After narrowing the gap between itself and Vista’s uptake in August, Windows 8 let the difference expand. The gap was 2.5 percentage points last month, five times that of the month before.

The decrease of Windows 8’s user share — a rough measurement of the number of personal computers running a specific operating system — followed the introduction of Windows 10, Microsoft’s name for its next major upgrade.

In an hour-long news conference Tuesday, a pair of Microsoft executives revealed a few core features of Windows 10, particularly for enterprise customers. They repeatedly pointed out how the new Windows 10 was more like Windows 7 — the 2009 edition that by Net Applications’ numbers accounted for 57.3% of all Windows last month — than Windows 8.

“We’re looking to find the balance, so that all those Windows 7 users get a familiar experience on the devices they already have,” said Joe Belfiore, who leads the Windows design team.

When Belfiore and Terry Myerson, Microsoft’s top Windows executive, mentioned Windows 8, it was rarely in a positive way.

Windows 10 “gives the familiarity of Windows 7 with some of the new benefits that exist in Windows 8,” said Belfiore, putting the older in front of the newer. Moments later, he added, “We don’t want that duality, we want users on PCs with mice and keyboards to have their familiar desktop UI.”

The “duality” Belfiore referenced was the root of customers’ resistance to Windows 8. In the 2012 OS, Microsoft created a mash of two user interfaces (UIs); one, the new “Modern,” née “Metro,” UI, was most easily navigated by touch, while the other, the more familiar classic desktop of Windows 7 and its predecessors, was best operated with a keyboard and mouse.
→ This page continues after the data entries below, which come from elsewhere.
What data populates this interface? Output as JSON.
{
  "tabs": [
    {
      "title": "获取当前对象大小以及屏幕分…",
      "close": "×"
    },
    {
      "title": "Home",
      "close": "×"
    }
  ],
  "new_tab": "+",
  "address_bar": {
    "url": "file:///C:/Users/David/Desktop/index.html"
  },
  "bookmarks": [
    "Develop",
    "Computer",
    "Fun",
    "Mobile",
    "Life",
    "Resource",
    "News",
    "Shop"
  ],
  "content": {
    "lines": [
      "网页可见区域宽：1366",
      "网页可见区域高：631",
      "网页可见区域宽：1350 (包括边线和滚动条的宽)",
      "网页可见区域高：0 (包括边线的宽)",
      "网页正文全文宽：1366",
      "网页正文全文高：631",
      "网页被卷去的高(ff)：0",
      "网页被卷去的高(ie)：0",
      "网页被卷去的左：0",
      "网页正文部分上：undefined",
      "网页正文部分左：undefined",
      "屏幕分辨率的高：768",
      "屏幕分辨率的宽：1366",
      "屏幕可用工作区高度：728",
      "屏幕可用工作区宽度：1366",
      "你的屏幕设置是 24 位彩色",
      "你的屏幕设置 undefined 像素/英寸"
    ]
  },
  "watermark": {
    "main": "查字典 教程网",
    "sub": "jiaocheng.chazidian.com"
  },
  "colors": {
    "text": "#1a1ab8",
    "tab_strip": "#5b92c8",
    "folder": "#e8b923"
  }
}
But customers balked at the dual UIs, calling the combination jarring and confusing. Enterprises have ignored Windows 8, in large part because they believed it would require extensive employee retraining. And analysts — most pundits, too — eventually dismissed the OS as a failure.
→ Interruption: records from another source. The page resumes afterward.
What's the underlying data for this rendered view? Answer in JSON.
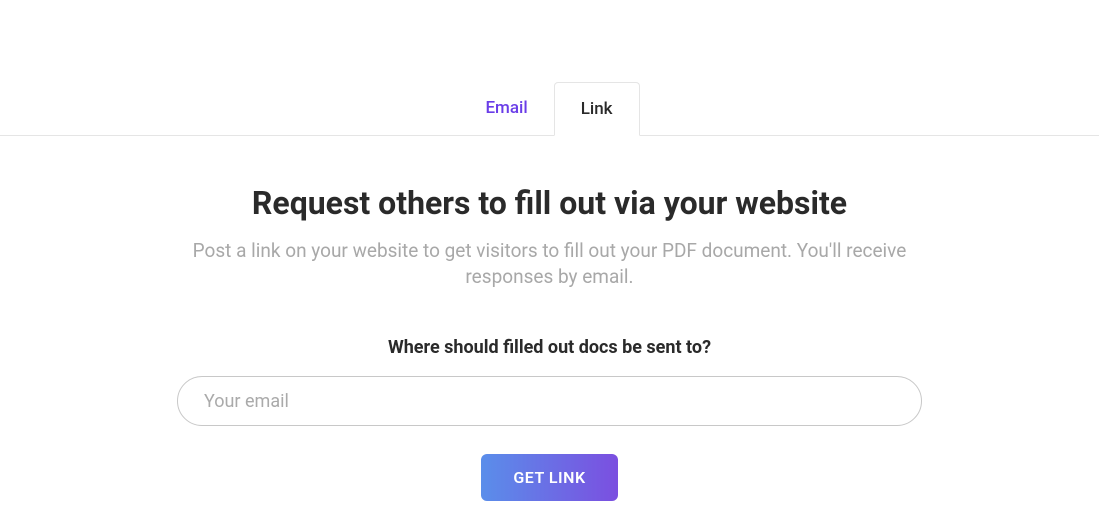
{
  "tabs": {
    "email": {
      "label": "Email"
    },
    "link": {
      "label": "Link"
    }
  },
  "content": {
    "heading": "Request others to fill out via your website",
    "subheading": "Post a link on your website to get visitors to fill out your PDF document. You'll receive responses by email."
  },
  "form": {
    "label": "Where should filled out docs be sent to?",
    "placeholder": "Your email",
    "value": "",
    "button_label": "GET LINK"
  }
}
Net Applications’ data, notably Windows 8’s inability to keep up even with Vista’s uptake — much less the more quickly adopted Windows 7 — supports the harsh criticism.

September numbers from the metrics company also had Windows XP, the OS Microsoft retired nearly six months ago, at a 23.9% user share of all personal computers and 26% of those running Windows, flat on both counts compared to the month before.
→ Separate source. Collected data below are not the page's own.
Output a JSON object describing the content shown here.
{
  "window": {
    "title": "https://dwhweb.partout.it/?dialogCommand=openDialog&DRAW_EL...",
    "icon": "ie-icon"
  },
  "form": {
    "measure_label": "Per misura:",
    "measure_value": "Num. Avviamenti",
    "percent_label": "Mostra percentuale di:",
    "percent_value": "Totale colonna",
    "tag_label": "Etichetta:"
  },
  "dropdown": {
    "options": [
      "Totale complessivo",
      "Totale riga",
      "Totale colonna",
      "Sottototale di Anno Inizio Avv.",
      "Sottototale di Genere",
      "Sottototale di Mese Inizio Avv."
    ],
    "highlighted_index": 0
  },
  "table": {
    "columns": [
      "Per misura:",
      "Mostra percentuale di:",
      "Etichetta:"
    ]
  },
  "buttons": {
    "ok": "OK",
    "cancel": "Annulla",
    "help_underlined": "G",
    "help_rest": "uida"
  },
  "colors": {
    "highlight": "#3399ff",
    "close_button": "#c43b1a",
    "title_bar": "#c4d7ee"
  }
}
Computerworld continues to project that Windows XP will be running between 21% and 22% of the world’s personal computers at the end of 2014.

Windows 10 won’t impact XP’s user share, as it’s not slated to ship until mid-2015. As XP continues its slide, Windows 7 will be the prime beneficiary. In September, for example, Windows 7 gained 1.5 percentage points, the most since May 2012, although its gains seemed to come primarily at Windows 8’s expense, not XP’s.

Another analytics company, Ireland’s StatCounter, had different numbers for Windows. StatCounter pegged September’s Windows 8 and 8.1 usage share — unlike Net Applications’ data, StatCounter’s represents how active users of each operating system are on the Web — at 15.8%, Windows 7’s at 54.9% and XP’s at 14.4%.